Not all words that look and sound familiar to your language have the same meaning; watch out for these hilarious false friends in Spanish, French and German.
Have you ever come across a word in English that looks and sounds like something in your language, but has an entirely different meaning? False friends are words that might look and sound like words in another language, but whose meanings differ, completely. As if learning a language wasn’t tricky enough! This will help you boost your English language vocabulary with funny English tips about false friends.
False friends can be harmless, frustrating, or outright embarrassing. Sometimes words that look and sound the same come from the same roots, and share a meaning. Other times, they take a separate path in each language and become known as false friends. So before you get too relieved, be careful! Don’t trust these words blindly, you might end up making a faux pas. Here’s a list of the trickiest false friends:
Spanish False Friends
1. Embarazada vs. Embarrassing
Spare yourself the humiliation with this one – in Spanish, the word Embarazo means pregnancy, while Embarazada means pregnant.
2. Constipado vs. Constipated
Even though the Spanish are quite open people, they don’t usually speak up about their bowels. To be constipated means to have blocked bowels, while a constipado is a common cold in Spanish.
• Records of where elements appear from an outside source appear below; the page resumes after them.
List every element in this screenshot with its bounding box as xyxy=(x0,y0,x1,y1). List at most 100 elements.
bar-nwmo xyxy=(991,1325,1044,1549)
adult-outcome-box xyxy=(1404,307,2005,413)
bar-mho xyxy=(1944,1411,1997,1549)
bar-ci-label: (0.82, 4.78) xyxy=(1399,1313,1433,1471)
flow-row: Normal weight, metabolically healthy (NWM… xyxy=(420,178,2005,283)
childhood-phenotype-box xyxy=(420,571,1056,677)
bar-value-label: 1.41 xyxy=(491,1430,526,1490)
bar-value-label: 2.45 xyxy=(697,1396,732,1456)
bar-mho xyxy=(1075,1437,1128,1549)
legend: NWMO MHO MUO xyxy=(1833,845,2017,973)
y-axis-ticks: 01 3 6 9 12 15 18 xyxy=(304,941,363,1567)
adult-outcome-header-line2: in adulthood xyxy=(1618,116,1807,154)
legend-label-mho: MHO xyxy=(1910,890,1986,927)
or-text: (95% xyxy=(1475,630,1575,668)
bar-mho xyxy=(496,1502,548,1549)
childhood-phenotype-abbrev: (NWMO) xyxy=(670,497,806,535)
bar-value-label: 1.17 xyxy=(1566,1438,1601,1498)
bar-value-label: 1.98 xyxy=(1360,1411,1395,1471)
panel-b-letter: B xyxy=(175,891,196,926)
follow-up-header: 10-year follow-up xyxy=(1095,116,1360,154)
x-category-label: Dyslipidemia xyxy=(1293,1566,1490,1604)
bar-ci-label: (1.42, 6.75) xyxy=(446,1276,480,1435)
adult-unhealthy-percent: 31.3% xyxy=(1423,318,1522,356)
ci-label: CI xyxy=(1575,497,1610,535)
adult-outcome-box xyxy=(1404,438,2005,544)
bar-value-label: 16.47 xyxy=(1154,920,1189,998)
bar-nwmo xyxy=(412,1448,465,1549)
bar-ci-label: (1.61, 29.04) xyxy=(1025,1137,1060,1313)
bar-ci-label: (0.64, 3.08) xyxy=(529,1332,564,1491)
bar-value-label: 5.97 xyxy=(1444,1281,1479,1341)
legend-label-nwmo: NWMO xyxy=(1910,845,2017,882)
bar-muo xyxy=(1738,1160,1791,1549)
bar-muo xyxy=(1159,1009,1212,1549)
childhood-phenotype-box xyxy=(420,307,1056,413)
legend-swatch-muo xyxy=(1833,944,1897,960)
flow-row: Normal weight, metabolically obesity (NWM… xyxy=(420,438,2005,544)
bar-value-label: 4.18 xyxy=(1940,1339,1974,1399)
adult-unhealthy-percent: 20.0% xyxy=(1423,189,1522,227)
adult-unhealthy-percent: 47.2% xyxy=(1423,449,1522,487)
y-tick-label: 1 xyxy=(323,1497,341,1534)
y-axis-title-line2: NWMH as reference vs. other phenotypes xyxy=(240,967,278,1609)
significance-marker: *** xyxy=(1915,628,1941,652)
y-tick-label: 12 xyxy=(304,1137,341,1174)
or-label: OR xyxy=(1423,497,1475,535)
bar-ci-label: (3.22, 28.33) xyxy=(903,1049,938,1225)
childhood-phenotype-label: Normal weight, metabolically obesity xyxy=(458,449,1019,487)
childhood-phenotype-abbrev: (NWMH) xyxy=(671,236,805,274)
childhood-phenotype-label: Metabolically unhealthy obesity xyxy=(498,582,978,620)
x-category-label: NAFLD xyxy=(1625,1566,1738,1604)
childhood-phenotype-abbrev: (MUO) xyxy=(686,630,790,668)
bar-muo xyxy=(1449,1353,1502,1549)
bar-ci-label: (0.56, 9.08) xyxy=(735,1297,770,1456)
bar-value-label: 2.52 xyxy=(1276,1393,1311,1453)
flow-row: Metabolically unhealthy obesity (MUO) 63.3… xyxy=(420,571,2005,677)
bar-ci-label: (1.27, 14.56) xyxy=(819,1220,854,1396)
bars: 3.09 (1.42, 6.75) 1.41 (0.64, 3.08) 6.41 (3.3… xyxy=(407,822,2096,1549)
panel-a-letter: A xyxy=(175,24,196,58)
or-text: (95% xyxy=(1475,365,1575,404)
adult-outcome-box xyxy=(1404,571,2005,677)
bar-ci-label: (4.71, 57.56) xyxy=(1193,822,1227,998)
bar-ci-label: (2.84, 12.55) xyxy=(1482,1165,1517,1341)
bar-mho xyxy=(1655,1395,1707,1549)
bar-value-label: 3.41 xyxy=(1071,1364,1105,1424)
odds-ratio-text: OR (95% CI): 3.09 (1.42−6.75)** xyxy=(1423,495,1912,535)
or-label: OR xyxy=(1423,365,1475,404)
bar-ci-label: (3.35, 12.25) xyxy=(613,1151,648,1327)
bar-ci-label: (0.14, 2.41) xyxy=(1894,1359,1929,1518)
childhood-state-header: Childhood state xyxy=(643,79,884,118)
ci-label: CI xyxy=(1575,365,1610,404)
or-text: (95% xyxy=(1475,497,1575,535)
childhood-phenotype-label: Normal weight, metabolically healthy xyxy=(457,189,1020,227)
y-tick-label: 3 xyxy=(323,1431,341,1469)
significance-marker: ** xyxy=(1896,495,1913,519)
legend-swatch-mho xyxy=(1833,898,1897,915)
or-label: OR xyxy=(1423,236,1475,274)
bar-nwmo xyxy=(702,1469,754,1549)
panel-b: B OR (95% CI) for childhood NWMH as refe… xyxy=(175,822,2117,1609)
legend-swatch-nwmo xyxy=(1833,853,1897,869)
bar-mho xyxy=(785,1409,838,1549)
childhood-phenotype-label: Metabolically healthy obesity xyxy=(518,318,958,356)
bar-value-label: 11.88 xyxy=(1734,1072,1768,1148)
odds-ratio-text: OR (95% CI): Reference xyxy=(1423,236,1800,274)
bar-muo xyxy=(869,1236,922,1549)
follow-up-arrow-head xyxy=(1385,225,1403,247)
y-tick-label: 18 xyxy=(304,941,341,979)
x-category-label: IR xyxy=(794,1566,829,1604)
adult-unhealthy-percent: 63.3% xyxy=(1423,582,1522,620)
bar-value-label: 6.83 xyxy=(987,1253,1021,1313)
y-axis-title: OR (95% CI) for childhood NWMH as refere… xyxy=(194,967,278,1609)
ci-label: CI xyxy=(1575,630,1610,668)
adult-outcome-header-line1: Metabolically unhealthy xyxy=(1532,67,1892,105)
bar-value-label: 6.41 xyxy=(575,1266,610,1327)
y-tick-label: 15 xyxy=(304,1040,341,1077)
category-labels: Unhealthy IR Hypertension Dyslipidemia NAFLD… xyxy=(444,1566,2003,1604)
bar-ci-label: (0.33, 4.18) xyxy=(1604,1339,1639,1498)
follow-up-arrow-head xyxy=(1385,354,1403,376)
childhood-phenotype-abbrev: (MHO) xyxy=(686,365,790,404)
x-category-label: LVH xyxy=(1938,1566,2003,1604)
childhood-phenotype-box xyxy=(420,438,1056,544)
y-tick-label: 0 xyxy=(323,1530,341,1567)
3. Emocionado vs. Emotional
Emocionado can mean both excited and moved in Spanish, which is tricky, as it doesn’t translate to emotional in all contexts. While you can get emocionado on a roller coaster, you wouldn’t get emotional on a roller coaster!
French False Friends
4. Douche vs. Douche
If you call someone a douche in English, you mean they’re obnoxious. In French, douche means shower.
5. Sale vs. Sale
If you see something that is sale in French, it doesn’t mean it’s sold at a discount, but that it’s dirty.
6. Jolie vs. Jolly
If you call someone jolly in English you’re complementing their happy and uplifting attitude. In French, jolie is still a compliment, but it means pretty.
German False Friends
7. Das Gift vs. Gift
Das Gift in German means poison/toxic! Not the best present for someone’s birthday.
8. Winken vs. Wink
Everyone can winken but not everyone can wink. In English a wink is a cheeky or flirty gesture that some people can do by closing one eye. In German, winken just means wave.
9. Die Art vs. Art
If you see die art near a strange word, it’s not what you’re thinking. In German die art means type/kind/sort and has nothing to do with art as a form of expression.
Italian False Friends
10. Annoiare vs. To Annoy
These two are quite the opposite! If somebody is annoying you and you use the word annoiare it means you’re board. Careful because they’ll just find more creative ways of annoying you.
11. Baldo vs. Bald
While calling someone bald in English can be offensive, in Italian boldo is courageous.
11. Caldo vs. Cold
Another case of direct opposites – in Italian, caldo actually means hot.